Betances, not surprisingly, is towards the top of the list and is a position to be paid the big bucks.
But as you drift on down the list, there is a tendency among all of us to focus on names we recognize.
Mets: Could there be a diamond in the rough…
So that when I go through the exercise, I see and pause on names like Daniel Hudson, Tyler Clippard, Will Harris, and Craig Stammen – all with plus WAR’s – and seemingly fit to draw the attention of teams for further examination.
Not even listed is Chance Adams, DFA’d by the Yankees and soon to be a free agent and Matt Harvey, who has every reason to be motivated to rejuvenate his career with a second go-around with the Mets – this time as a reliever.
As you go through the list, names are apt to jump out at you as well, and you may have pause to say, “Mmm, have the Mets looked at this guy?”
Neither of us, however, have the time or the resources to drill-down on each reliever.

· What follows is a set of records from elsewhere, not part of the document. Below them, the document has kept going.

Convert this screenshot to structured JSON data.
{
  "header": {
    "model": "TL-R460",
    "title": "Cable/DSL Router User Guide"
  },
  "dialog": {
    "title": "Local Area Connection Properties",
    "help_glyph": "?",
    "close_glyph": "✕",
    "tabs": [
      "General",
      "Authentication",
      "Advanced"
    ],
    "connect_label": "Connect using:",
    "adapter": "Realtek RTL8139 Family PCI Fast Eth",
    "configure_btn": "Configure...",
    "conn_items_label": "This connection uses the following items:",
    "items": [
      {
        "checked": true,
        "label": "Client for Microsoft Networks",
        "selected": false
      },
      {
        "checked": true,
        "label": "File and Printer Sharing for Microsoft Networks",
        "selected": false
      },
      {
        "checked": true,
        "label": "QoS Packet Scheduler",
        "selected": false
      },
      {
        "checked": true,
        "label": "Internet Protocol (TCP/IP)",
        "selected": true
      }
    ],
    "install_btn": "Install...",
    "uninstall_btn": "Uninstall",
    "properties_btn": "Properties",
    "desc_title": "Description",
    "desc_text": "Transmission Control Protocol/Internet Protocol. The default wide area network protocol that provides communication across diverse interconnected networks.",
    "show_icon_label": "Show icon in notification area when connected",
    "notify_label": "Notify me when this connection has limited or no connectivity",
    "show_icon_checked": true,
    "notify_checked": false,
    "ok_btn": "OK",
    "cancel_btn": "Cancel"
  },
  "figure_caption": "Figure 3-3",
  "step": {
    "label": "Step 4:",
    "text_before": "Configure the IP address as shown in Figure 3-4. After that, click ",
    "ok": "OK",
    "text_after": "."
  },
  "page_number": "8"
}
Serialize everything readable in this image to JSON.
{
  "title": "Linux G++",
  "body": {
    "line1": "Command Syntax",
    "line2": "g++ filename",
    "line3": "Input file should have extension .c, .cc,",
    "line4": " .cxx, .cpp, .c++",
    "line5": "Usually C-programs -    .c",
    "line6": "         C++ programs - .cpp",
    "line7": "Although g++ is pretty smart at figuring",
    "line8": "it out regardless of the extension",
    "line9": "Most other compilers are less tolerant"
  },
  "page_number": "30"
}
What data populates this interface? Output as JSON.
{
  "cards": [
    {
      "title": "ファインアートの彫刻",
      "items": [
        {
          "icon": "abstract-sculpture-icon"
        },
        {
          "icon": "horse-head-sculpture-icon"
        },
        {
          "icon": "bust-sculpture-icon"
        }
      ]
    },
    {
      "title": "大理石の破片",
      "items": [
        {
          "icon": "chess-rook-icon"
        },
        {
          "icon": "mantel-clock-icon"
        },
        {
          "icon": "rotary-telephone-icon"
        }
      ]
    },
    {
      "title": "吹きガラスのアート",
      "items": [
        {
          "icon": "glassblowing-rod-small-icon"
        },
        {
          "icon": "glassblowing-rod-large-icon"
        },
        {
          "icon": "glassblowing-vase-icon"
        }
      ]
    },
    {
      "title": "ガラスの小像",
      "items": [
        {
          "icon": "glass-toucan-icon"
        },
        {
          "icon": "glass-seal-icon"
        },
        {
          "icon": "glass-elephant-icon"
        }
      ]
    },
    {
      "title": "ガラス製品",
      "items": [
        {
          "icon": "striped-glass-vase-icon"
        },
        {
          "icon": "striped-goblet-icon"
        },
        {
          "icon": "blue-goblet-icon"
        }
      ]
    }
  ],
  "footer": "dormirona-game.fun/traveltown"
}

That job belongs to Adam Guttridge, who was hired by Brodie Van Wagenen to be the assistant manager of systematic development, which is a fancy way of saying he’s the analytics guru of the Mets.
In February 2019, the Mets added long-time Baseball Prospectus writer Russell Carleton and NEIFI analyst Andrew Perpetua to their analytics team, and the department has expanded since then.
The workday of Guttridge and his staff are known only to Van Wagenen or his Assistant GM designee. Guttridge may well have assignments drawn up for each in areas other than relief pitchers.
Are the Mets covering all bases
But if indeed, the Mets are looking for inexpensive, yet experienced relief pitchers, it seems logical and necessary they’d be scrutinizing Spotrac’s list – with the singular goal of finding that diamond in the rough.
That is the relief pitcher who has an upside hidden from all but himself. In another context, this could be Gio Urshela, who at this time last year was working diligently to make himself a major league hitter – and Brian Cashman found him.
For that pitcher, though, it could be the guy working in the weeds on a put-away pitch that may or may not ever get the attention of the Mets – or for that matter – any other team.
What did it hurt the Yankees to make this signing? Nothing.
So too for the Mets if the effort and due diligence are made to locate and bring into the family second and third-tier relievers, some of whom (the more experienced) will need to be provided incentive-filled contracts.
Mets fan can only hope Van Wagenen and his team are covering all the bases to fill the need in the bullpen – and not only focusing on the big name and expensive Hader and Betances types…but the sleepers, who if they don’t find first, some other team will.